The archaeological excavations at Kınık Höyük began in 2011 as a 10-year joint project of the University of Pavia and the Institute for the Study of the Ancient World, New York University, with the additional participation and support of Niğde University and Erzurum University.
The site of Kınık Höyük is located in Southern Cappadocia, in the province of Niğde, at the foot of Melendiz Dağları. This region has played a strategic role in both local and cross-regional developments from Prehistory up to modern times due to its geographical position on the route connecting the Central Anatolian plateau to Cilicia through the Taurus passes and far beyond to Syria and Mesopotamia. Despite its importance, the province of Niğde has thus far received little attention from scholars, particularly with regards the Bronze and Iron Ages. With a view to bridging this gap, our team from the University of Pavia carried out an archaeological survey between 2006 and 2009 in the region. Investigations involved an area of around 800 km2 between the southern slopes of Melendiz Dağları and the northern fringes of the Bor-Ereğli plain, and enabled our team from the University of Pavia to record 37 archaeological sites dating from the Chalcolithic to the Middle Age. Among these sites, we recognized Kınık Höyük as the most important for the purposes of our research group as it was the largest of the sites with a significant ceramic surface collection dating to pre-Classical periods.
The citadel of the site is a ca. 20 m high mound, 180m in diameter, rising above a 300 m wide roughly square terrace. The abundance of ceramic sherds collected in the fields surrounding the mound and the terrace indicated the presence of a larger lower town which expanded the overall area of the settlement to 24 ha. The diagnostic ceramics collected during the intensive survey indicated that Kınık was occupied from the Early Bronze Age through the Medieval Period and the quantity and distribution of the ceramic sherds highlighted the major occupational phases of the site as corresponding to the Late Bronze Age (1650-1200 BCE) and the Middle Iron Age (900-700 BCE).
Interestingly, the Neo-Hittite monumental rock reliefs and steles discovered in the region date to this latter period. All of them are attributed to the rulers of Tuwana, a very important kingdom during the 8th century BCE which has been under-investigated by archaeologists. If the current dimensions of Kınık correspond to those of the 1st millennium BCE settlement, it must have been one of the most prominent centers of Tuwana. The expected Late Bronze Age levels, moreover, would correspond to the Hittite occupation of the site, when the settlement functioned as a center of regional importance.
In 2010, geomagnetic and Ground Penetrating Radar (GPR) surveys were performed at Kınık that produced very promising results. In fact, they delineated an elliptic stone structure completely encircling the slope of the mound, providing evidence for a monumental fortification wall.
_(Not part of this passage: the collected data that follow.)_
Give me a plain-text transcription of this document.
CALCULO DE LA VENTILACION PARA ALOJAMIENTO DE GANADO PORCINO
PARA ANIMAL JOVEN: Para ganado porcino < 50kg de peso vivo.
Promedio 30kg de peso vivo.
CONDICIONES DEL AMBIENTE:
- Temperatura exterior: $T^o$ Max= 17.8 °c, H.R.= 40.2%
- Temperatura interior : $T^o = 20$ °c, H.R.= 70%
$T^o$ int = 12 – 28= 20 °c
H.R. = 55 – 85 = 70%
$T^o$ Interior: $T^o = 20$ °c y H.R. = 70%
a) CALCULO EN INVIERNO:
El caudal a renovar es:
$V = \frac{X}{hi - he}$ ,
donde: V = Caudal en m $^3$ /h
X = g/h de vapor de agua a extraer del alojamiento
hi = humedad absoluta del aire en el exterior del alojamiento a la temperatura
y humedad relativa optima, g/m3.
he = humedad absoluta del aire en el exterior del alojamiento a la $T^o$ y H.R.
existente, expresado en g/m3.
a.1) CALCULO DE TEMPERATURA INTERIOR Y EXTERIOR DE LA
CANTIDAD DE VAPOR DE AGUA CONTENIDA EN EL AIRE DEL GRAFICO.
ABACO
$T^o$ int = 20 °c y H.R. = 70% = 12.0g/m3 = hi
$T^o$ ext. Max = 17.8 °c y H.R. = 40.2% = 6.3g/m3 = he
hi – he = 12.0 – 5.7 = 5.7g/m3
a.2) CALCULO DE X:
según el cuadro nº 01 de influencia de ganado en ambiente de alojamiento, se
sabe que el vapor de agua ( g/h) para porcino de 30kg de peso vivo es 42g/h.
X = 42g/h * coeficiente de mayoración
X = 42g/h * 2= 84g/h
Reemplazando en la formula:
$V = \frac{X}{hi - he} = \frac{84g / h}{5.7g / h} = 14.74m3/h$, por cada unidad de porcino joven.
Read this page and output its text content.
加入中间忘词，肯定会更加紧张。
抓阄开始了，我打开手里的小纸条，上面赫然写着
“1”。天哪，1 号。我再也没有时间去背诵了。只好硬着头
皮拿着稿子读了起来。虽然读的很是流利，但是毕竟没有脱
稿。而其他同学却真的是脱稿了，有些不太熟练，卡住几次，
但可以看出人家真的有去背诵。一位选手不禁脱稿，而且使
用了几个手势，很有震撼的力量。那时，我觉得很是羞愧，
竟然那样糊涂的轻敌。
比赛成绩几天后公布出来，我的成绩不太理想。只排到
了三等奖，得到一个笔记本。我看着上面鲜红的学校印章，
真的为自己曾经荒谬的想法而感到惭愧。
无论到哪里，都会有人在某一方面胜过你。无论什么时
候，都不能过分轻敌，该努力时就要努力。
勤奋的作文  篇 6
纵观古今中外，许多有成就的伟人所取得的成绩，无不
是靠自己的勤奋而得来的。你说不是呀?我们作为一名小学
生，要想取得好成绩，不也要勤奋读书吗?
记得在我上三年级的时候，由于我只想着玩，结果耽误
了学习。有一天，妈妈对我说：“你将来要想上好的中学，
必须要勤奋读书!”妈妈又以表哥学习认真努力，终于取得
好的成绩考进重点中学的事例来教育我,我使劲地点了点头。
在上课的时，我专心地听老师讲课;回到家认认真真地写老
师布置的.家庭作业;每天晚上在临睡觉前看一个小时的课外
Moreover, other traces on the top of the mound accounted for the presence of buildings in this area.
The occupational evidence provided by the initial ground survey and the architectural features indicated by the geomagnetic and GPR surveys provided the foundations for the excavations commencing in 2011. Over the last 5 years the team has carried out investigations of the settlements within the citadel and lower town as well as an intensive exploration of the limits and construction techniques of the citadel walls. These excavations have greatly expanded our knowledge of the site from the Late Bronze Age through the Seljuk period, with the excavations of the Achaemenid and Hellenistic levels providing particularly rich data for this little explored region.
In addition to the excavation team’s stratigraphical and architectural analyses, the Kınık Höyük project has also carried out investigations of the human exploitation of the ancient landscape through paleobotanical and zooarchaeological studies and has expanded its research agenda to include reconstructing the surrounding environmental landscape. Through such studies, the project aims to deeply explore the interactions between humans and the environment diachronically and to place Southern Cappadocia back into the larger prehistorical and historical studies of Central Anatolia.